Avec un déficit public prévu à 6,2 % du PIB en 2024, la France se classe parmi les pires élèves de l’Union européenne, juste devant la Roumanie. Ce niveau dépasse largement le seuil des 3 % fixé par les règles européennes. Face à cette situation, le ministre des Finances, Antoine Armand, a annoncé un plan ambitieux visant à réduire les dépenses publiques de 60 milliards d’euros l’année prochaine, combiné à de nouvelles recettes fiscales.

Cependant, les mesures envisagées, comme l’augmentation des taxes sur l’électricité, suscitent une vive opposition. Marine Le Pen, présidente du Rassemblement national, critique leur impact sur le pouvoir d’achat et menace de soutenir une motion de censure en collaboration avec les partis de gauche, ce qui pourrait faire tomber le gouvernement.

La Commission européenne doit publier son avis à 15h00 sur le projet budgétaire 2025 des pays de la zone euro. Selon des sources européennes anonymes, Bruxelles devrait saluer le plan français, jugé conforme à la trajectoire de retour sous les 3 % de déficit d’ici 2029. Paris ambitionne de réduire le déficit à 5 % dès 2025 avant de revenir dans les limites européennes d’ici cinq ans.

Pour Andreas Eisl, expert à l’Institut Jacques-Delors, le gouvernement français a choisi une approche stricte, allant même au-delà des exigences de la Commission. Cependant, la question demeure : ces mesures pourront-elles être mises en œuvre dans un contexte de fragilité politique ? « La situation politique de la France inquiète évidemment Bruxelles », souligne-t-il.

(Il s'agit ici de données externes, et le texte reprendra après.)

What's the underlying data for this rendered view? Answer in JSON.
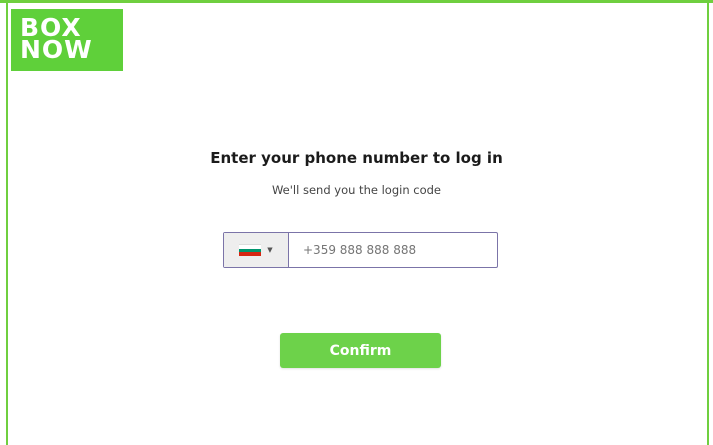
{
  "logo": {
    "line1": "BOX",
    "line2": "NOW"
  },
  "login": {
    "title": "Enter your phone number to log in",
    "subtitle": "We'll send you the login code"
  },
  "phone": {
    "country_flag": "flag-bulgaria-icon",
    "placeholder": "+359 888 888 888",
    "value": ""
  },
  "actions": {
    "confirm_label": "Confirm"
  },
  "colors": {
    "brand_green": "#5fd03a",
    "button_green": "#6dd24a",
    "input_border": "#7b74a8"
  }
}
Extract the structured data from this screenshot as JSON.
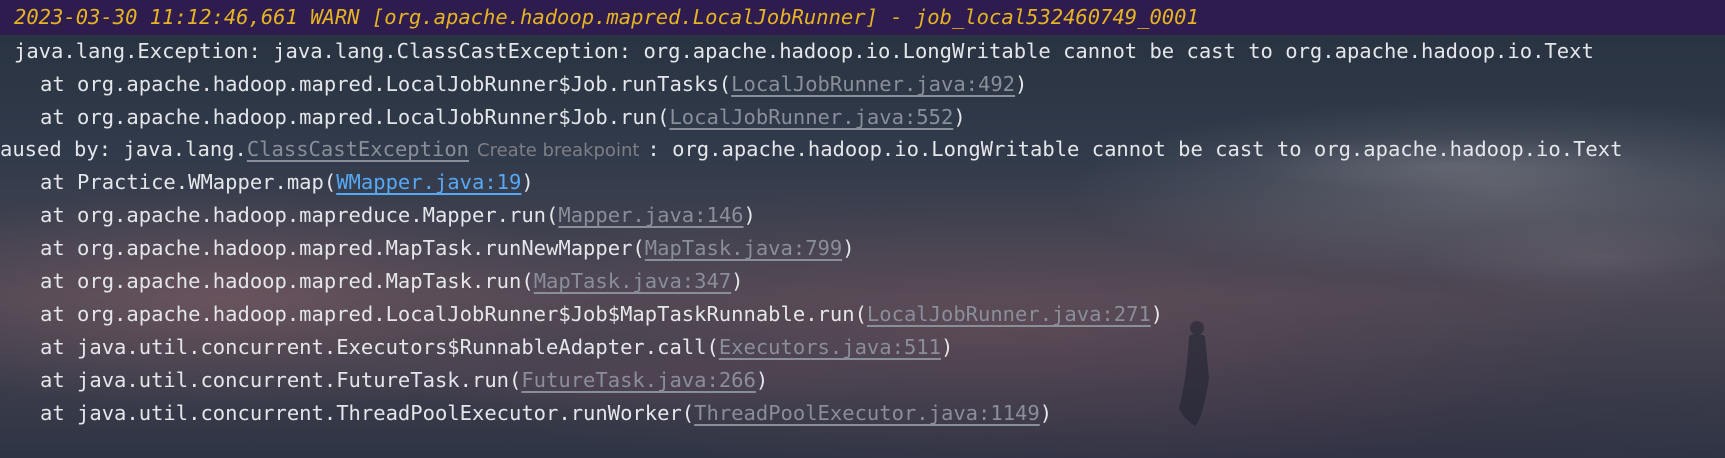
{
  "header": {
    "text": "2023-03-30 11:12:46,661 WARN [org.apache.hadoop.mapred.LocalJobRunner] - job_local532460749_0001"
  },
  "exception_line": "java.lang.Exception: java.lang.ClassCastException: org.apache.hadoop.io.LongWritable cannot be cast to org.apache.hadoop.io.Text",
  "frames_top": [
    {
      "prefix": "at org.apache.hadoop.mapred.LocalJobRunner$Job.runTasks(",
      "link": "LocalJobRunner.java:492",
      "suffix": ")"
    },
    {
      "prefix": "at org.apache.hadoop.mapred.LocalJobRunner$Job.run(",
      "link": "LocalJobRunner.java:552",
      "suffix": ")"
    }
  ],
  "caused_by": {
    "prefix": "aused by: java.lang.",
    "link": "ClassCastException",
    "hint": "Create breakpoint",
    "suffix": ": org.apache.hadoop.io.LongWritable cannot be cast to org.apache.hadoop.io.Text"
  },
  "frames_bottom": [
    {
      "prefix": "at Practice.WMapper.map(",
      "link": "WMapper.java:19",
      "suffix": ")"
    },
    {
      "prefix": "at org.apache.hadoop.mapreduce.Mapper.run(",
      "link": "Mapper.java:146",
      "suffix": ")"
    },
    {
      "prefix": "at org.apache.hadoop.mapred.MapTask.runNewMapper(",
      "link": "MapTask.java:799",
      "suffix": ")"
    },
    {
      "prefix": "at org.apache.hadoop.mapred.MapTask.run(",
      "link": "MapTask.java:347",
      "suffix": ")"
    },
    {
      "prefix": "at org.apache.hadoop.mapred.LocalJobRunner$Job$MapTaskRunnable.run(",
      "link": "LocalJobRunner.java:271",
      "suffix": ")"
    },
    {
      "prefix": "at java.util.concurrent.Executors$RunnableAdapter.call(",
      "link": "Executors.java:511",
      "suffix": ")"
    },
    {
      "prefix": "at java.util.concurrent.FutureTask.run(",
      "link": "FutureTask.java:266",
      "suffix": ")"
    },
    {
      "prefix": "at java.util.concurrent.ThreadPoolExecutor.runWorker(",
      "link": "ThreadPoolExecutor.java:1149",
      "suffix": ")"
    }
  ],
  "colors": {
    "header_bg": "#2e1c4f",
    "header_text": "#e6b422",
    "text": "#e4e6ea",
    "link": "#8a8e99",
    "active_link": "#56a8f5"
  }
}
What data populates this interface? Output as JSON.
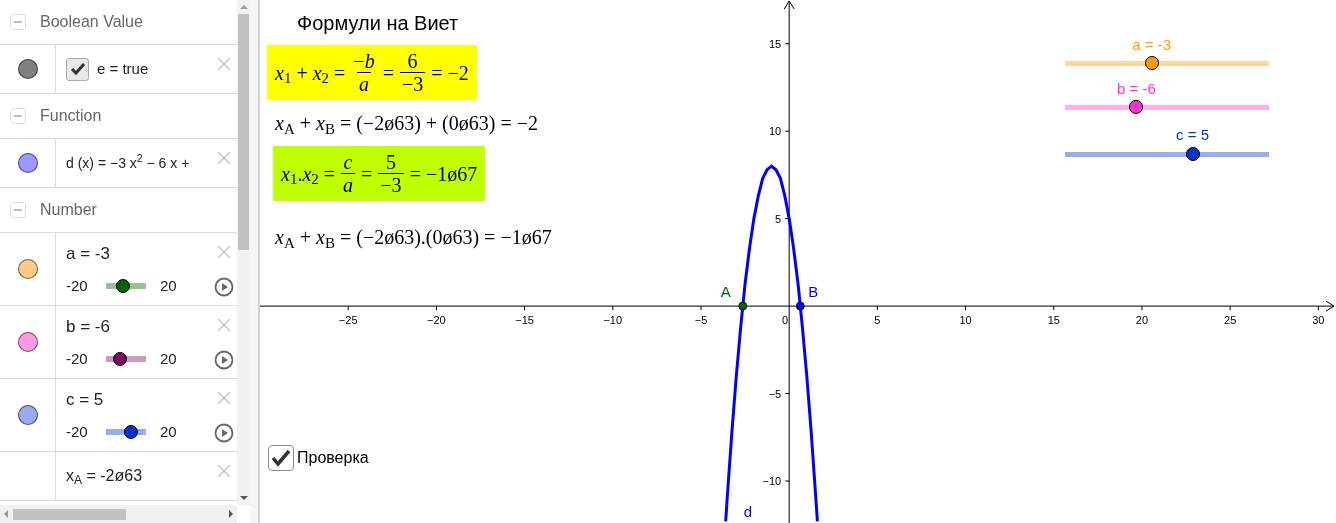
{
  "algebra": {
    "groups": [
      {
        "title": "Boolean Value",
        "expanded": true,
        "rows": [
          {
            "kind": "boolean",
            "color": "#808080",
            "checked": true,
            "text": "e = true"
          }
        ]
      },
      {
        "title": "Function",
        "expanded": true,
        "rows": [
          {
            "kind": "function",
            "color": "#9999ff",
            "text": "d (x) = −3 x$^{2}$ − 6 x +"
          }
        ]
      },
      {
        "title": "Number",
        "expanded": true,
        "rows": [
          {
            "kind": "slider",
            "color": "#ffcc88",
            "text": "a = -3",
            "slider": {
              "min": "-20",
              "max": "20",
              "level": 0.425,
              "color": "#006400"
            }
          },
          {
            "kind": "slider",
            "color": "#ff99e6",
            "text": "b = -6",
            "slider": {
              "min": "-20",
              "max": "20",
              "level": 0.35,
              "color": "#800060"
            }
          },
          {
            "kind": "slider",
            "color": "#99aaee",
            "text": "c = 5",
            "slider": {
              "min": "-20",
              "max": "20",
              "level": 0.625,
              "color": "#0033cc"
            }
          },
          {
            "kind": "value",
            "text": "x$_{A}$ = -2ø63"
          }
        ]
      }
    ]
  },
  "graphics": {
    "title": "Формули на Виет",
    "formulas": [
      {
        "color": "#ffff00",
        "parts": [
          {
            "kind": "text",
            "text": "*x*$_{1}$ + *x*$_{2}$ ="
          },
          {
            "kind": "frac",
            "num": "−*b*",
            "den": "*a*"
          },
          {
            "kind": "text",
            "text": "="
          },
          {
            "kind": "frac",
            "num": "6",
            "den": "−3"
          },
          {
            "kind": "text",
            "text": "= −2"
          }
        ]
      },
      {
        "parts": [
          {
            "kind": "text",
            "text": "*x*$_{A}$ + *x*$_{B}$ = (−2ø63) + (0ø63) = −2"
          }
        ]
      },
      {
        "color": "#bfff00",
        "parts": [
          {
            "kind": "text",
            "text": "*x*$_{1}$.*x*$_{2}$ ="
          },
          {
            "kind": "frac",
            "num": "*c*",
            "den": "*a*"
          },
          {
            "kind": "text",
            "text": "="
          },
          {
            "kind": "frac",
            "num": "5",
            "den": "−3"
          },
          {
            "kind": "text",
            "text": "= −1ø67"
          }
        ]
      },
      {
        "parts": [
          {
            "kind": "text",
            "text": "*x*$_{A}$ + *x*$_{B}$ = (−2ø63).(0ø63) = −1ø67"
          }
        ]
      }
    ],
    "checkbox": {
      "label": "Проверка",
      "checked": true
    },
    "sliders": [
      {
        "label": "a = -3",
        "level": 0.425,
        "color": "#ff9900"
      },
      {
        "label": "b = -6",
        "level": 0.35,
        "color": "#ff33cc"
      },
      {
        "label": "c = 5",
        "level": 0.625,
        "color": "#0033cc"
      }
    ],
    "chart_data": {
      "type": "line",
      "xlim": [
        -30,
        31
      ],
      "ylim": [
        -12.4,
        17.5
      ],
      "xticks": [
        {
          "value": -25,
          "label": "−25"
        },
        {
          "value": -20,
          "label": "−20"
        },
        {
          "value": -15,
          "label": "−15"
        },
        {
          "value": -10,
          "label": "−10"
        },
        {
          "value": -5,
          "label": "−5"
        },
        {
          "value": 0,
          "label": "0"
        },
        5,
        10,
        15,
        20,
        25,
        30
      ],
      "yticks": [
        {
          "value": -10,
          "label": "−10"
        },
        {
          "value": -5,
          "label": "−5"
        },
        5,
        10,
        15
      ],
      "x": [
        -3.6,
        -3.5,
        -3.25,
        -3,
        -2.75,
        -2.5,
        -2.25,
        -2,
        -1.75,
        -1.5,
        -1.25,
        -1,
        -0.75,
        -0.5,
        -0.25,
        0,
        0.25,
        0.5,
        0.75,
        1,
        1.25,
        1.5,
        1.6
      ],
      "series": [
        {
          "name": "d",
          "color": "#0000ff",
          "values": [
            -12.3,
            -10.8,
            -7.2,
            -4,
            -1.2,
            1.3,
            3.3,
            5,
            6.3,
            7.3,
            7.8,
            8,
            7.8,
            7.3,
            6.3,
            5,
            3.3,
            1.3,
            -1.2,
            -4,
            -7.2,
            -10.8,
            -12.3
          ]
        }
      ],
      "annotations": [
        {
          "text": "A",
          "x": -2.63,
          "y": 0
        },
        {
          "text": "B",
          "x": 0.63,
          "y": 0
        }
      ]
    },
    "points": [
      {
        "color": "#006400"
      },
      {
        "color": "#0000ff"
      }
    ]
  }
}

Des sanctions financières possibles pour les pays en déficit excessif

Depuis cet été, la France fait partie des huit États européens en procédure de déficit excessif, aux côtés de la Belgique, de l’Italie, de la Hongrie ou encore de la Pologne. Ces pays doivent adopter des mesures correctrices pour revenir dans les clous sous peine de sanctions. Bien que la Commission ait jusqu’ici évité d’imposer des amendes, ce pourrait être une éventualité pour inciter au respect des règles.

Si Paris ne respecte pas ses engagements, elle risque une sanction annuelle équivalente à 0,1 % de son PIB, soit environ 2,8 milliards d’euros. Ces sanctions, bien que revues à la baisse pour être plus applicables, symbolisent la pression croissante des partenaires européens pour faire respecter les règles budgétaires.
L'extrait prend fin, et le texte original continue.